The ‘sadhya’ (grand feast) is what steals the show on the day. Geetha Gopinathan Pillai says that the elaborate meal consists of varied dishes like ‘avial’, ‘pachchadi’, ‘thoran’, ‘khichdi’, ‘kootukari’, ‘eriseri’, ‘pulisheri’, ‘rasam’, ‘sambhar’, ‘kaalan’, ‘olan’ and ‘morrukari’. “We start preparing the feast early in the morning. The meal includes about 16 or more items, along with different ‘payasams’ like ‘semia payasam’ and ‘ada pradhaman’. We even invite our friends over and they love indulging in the spread,” she says. Sudheer Nair, a businessman, says that the celebrations are not restricted to his Malayali friends and family. “I have friends here from different parts of the country. We all get together and cook a grand meal and watch some comedy films that are shown on regional channels. Though not many know much about the festival, it is the mood and festivity that really matters.”

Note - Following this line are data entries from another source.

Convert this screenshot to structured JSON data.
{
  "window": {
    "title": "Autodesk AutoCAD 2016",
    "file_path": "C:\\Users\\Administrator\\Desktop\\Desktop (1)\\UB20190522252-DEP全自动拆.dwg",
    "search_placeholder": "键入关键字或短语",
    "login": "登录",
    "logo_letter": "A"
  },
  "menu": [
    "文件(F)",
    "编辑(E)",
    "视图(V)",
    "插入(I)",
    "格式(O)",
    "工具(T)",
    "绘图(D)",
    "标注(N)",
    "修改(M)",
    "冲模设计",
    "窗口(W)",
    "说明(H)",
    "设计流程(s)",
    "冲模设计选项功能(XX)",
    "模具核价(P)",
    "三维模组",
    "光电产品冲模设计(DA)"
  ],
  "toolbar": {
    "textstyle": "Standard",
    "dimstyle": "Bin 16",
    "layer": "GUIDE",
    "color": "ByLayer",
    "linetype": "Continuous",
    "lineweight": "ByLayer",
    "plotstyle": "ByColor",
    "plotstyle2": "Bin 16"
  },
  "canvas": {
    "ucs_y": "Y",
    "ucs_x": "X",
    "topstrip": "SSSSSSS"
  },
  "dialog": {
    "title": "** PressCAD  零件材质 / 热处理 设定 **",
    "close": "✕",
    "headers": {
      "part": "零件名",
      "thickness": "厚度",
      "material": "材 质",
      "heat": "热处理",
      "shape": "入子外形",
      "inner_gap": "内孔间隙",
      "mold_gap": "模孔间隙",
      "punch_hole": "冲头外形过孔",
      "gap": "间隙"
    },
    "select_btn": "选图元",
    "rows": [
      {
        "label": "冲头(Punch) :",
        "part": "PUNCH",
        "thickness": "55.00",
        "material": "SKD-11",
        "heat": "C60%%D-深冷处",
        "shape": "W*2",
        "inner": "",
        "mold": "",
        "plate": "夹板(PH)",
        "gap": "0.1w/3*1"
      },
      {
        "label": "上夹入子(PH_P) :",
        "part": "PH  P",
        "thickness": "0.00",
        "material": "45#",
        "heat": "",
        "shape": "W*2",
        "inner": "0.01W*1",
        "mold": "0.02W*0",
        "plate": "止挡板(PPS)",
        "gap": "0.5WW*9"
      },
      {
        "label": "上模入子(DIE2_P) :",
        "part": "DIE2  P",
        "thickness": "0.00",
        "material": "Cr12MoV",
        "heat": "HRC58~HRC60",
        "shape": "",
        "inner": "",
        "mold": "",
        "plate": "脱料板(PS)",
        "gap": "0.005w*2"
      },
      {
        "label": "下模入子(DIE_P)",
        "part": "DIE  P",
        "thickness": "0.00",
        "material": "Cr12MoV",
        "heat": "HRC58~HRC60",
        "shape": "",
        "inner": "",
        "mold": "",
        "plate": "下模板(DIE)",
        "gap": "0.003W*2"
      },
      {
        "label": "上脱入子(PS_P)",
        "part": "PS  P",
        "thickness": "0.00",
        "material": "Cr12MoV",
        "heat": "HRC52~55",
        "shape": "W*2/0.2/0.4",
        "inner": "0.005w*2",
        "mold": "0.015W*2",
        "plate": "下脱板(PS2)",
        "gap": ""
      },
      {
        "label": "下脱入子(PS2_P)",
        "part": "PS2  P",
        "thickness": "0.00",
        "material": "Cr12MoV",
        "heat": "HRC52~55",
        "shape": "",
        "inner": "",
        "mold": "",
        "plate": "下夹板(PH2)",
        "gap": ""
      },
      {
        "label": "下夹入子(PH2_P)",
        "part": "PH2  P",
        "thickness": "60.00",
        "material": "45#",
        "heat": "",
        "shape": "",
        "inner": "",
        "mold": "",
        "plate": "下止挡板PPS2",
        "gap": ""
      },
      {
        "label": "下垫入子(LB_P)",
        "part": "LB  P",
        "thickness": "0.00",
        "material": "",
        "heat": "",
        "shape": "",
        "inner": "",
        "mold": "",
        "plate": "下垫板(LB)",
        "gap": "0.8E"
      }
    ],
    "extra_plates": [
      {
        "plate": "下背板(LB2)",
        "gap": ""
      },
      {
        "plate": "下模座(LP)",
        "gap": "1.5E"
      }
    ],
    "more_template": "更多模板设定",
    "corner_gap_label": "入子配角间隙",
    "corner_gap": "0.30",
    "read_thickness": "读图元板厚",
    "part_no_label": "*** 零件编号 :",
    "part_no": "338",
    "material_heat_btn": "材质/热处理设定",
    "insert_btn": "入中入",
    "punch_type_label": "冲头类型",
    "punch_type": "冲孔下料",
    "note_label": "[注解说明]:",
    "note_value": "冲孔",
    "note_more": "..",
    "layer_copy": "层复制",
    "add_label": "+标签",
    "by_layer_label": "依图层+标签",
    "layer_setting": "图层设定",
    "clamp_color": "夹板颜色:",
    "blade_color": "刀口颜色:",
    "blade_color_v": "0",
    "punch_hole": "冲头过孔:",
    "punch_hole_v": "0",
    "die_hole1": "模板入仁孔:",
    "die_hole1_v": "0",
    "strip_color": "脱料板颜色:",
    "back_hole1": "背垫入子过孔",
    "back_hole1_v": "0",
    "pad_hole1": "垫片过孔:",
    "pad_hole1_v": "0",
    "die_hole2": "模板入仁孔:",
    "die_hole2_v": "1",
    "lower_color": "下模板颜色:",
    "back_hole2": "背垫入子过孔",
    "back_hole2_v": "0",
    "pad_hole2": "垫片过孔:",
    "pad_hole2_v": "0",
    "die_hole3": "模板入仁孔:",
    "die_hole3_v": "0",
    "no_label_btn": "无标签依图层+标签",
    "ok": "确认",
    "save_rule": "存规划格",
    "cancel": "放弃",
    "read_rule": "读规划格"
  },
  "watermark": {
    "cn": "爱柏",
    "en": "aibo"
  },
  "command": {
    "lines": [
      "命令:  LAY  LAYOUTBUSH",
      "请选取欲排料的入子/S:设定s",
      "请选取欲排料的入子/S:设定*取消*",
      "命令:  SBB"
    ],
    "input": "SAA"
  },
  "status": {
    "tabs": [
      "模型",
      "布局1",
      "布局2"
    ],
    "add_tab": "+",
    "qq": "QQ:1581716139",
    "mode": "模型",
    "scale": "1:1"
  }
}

The prices of the flowers usually escalate during this season. But most Malayalis like Sindhu Panicker, a professional, say that this will not deter them and they will be making a flower carpet on the day. “The ‘athappu’ brings out the child in you. Back home, we would play a lot of games with our family members but here, the ‘sadhya’ and flower carpet is the most that we do. Thus, despite higher prices, we will be making the ‘athappu’.”